“Familiar Touch,” opening in theaters Friday, confounds the usual expectations of what a movie focused on dementia might be.
Unlike Anthony Hopkins’ Oscar-winning portrait of an agonized, terrified and terrifying dementia victim in “The Father,” “Familiar Touch” emphasizes what remains as our sense of self diminishes.
Director-writer Sarah Friedland uses her own experience to tell the story of Ruth Goldman (Kathleen Chalfant) who we first meet on the day her son brings her to an assisted care facility.
“We filmed in a real retirement continuing care community in Pasadena, California,” Friedland said in a joint Zoom interview with Chalfant.
“I’m coming from a background as both a memory caregiver and also I teach filmmaking to older adults in different community settings.

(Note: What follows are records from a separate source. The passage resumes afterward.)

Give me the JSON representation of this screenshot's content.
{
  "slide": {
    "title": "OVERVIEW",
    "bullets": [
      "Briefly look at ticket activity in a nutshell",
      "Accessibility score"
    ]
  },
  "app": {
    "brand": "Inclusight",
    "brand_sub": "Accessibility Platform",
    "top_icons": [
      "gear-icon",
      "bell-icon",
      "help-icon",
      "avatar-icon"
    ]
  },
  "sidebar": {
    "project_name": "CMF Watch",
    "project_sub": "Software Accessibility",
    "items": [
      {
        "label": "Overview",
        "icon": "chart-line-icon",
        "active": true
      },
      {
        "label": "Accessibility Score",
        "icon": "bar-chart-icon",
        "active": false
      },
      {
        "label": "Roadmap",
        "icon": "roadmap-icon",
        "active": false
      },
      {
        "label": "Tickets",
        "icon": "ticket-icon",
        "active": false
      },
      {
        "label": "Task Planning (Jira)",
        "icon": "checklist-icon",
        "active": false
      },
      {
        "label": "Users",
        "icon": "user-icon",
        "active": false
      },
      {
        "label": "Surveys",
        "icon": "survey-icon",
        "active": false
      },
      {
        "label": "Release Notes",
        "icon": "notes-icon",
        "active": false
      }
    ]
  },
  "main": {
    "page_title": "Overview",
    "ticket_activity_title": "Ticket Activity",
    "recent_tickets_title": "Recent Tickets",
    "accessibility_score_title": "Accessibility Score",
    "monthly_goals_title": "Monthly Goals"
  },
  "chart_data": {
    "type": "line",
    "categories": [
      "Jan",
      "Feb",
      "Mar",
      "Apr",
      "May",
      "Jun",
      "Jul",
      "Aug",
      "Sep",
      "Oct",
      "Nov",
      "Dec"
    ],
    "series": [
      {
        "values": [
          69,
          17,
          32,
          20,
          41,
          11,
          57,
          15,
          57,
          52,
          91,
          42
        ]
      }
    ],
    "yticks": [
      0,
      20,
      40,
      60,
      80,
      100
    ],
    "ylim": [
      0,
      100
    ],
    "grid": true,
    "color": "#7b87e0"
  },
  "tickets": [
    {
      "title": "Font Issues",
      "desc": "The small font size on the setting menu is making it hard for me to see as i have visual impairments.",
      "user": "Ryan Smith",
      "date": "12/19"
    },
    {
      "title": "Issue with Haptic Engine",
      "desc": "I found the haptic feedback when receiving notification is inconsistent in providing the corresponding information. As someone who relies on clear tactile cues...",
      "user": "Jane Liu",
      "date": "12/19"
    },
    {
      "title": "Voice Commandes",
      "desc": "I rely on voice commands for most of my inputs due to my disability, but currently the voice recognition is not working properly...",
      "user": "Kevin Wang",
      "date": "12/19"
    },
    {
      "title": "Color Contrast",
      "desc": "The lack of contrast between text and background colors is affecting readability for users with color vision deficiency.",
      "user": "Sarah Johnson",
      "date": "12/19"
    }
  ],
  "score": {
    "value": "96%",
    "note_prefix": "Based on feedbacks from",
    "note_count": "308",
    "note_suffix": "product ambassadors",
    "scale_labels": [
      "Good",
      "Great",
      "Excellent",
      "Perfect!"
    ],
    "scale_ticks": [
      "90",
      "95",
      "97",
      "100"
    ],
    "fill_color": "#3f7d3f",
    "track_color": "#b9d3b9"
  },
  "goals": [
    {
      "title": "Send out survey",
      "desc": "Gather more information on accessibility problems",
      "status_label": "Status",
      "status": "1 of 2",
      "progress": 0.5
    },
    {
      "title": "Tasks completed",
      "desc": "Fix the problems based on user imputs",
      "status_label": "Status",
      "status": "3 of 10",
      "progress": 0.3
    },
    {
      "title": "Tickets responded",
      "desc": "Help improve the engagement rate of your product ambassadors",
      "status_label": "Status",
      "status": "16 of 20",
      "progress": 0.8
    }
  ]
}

As I was writing the script it became clear that we needed to make this film not only as an anti-ageist character study, but the production had to match the ethos of the story.
“I wanted to make it in collaboration with real older adults and caregivers.”
Chalfant, 80, knew exactly where to start with bringing Ruth’s perceptions and reality to life.
“In this case, the easiest way to say where I began is with my best friend, the playwright Sybille Pearson, best known for the play ‘Sally and Marsha’ and I think for the book for the Broadway musical ‘Baby.” She has dementia, and we’ve known each other since 1973.
“We’ve always known each other’s secrets — and now only one of us knows the secrets. Or actually, I guess, two of us know the secrets; only one of us remembers them.
“So when I got this script, it seemed I understood Ruth through my friendship with Sybille and my experience with her dementia, which was, in a way, her last visit.
“Certainly, it’s been her gift to me,” she said of Pearson, who is 88. “Because I learned how to be Ruth from Sybille. Which is that she quietly observes and is deeper, perhaps, into her own world.”
“Playing Ruth,” she continued, “was, in a way, like an extended acting exercise. Because when you study acting, what they tell you is that you’re supposed to ‘live in the moment.’
“That’s, of course, as everybody knows, easier said than done, because there are an awful lot of distractions in the moment. But people with dementia do actually live in the moment. They’re unmoored from the past and not looking to the future.
“So if there was a method, that was my method in playing Ruth.”
With this extraordinary role, where does Chalfant go next?
“We actors all fear that the last job we had is the last job we’ll ever have — until the next job comes.”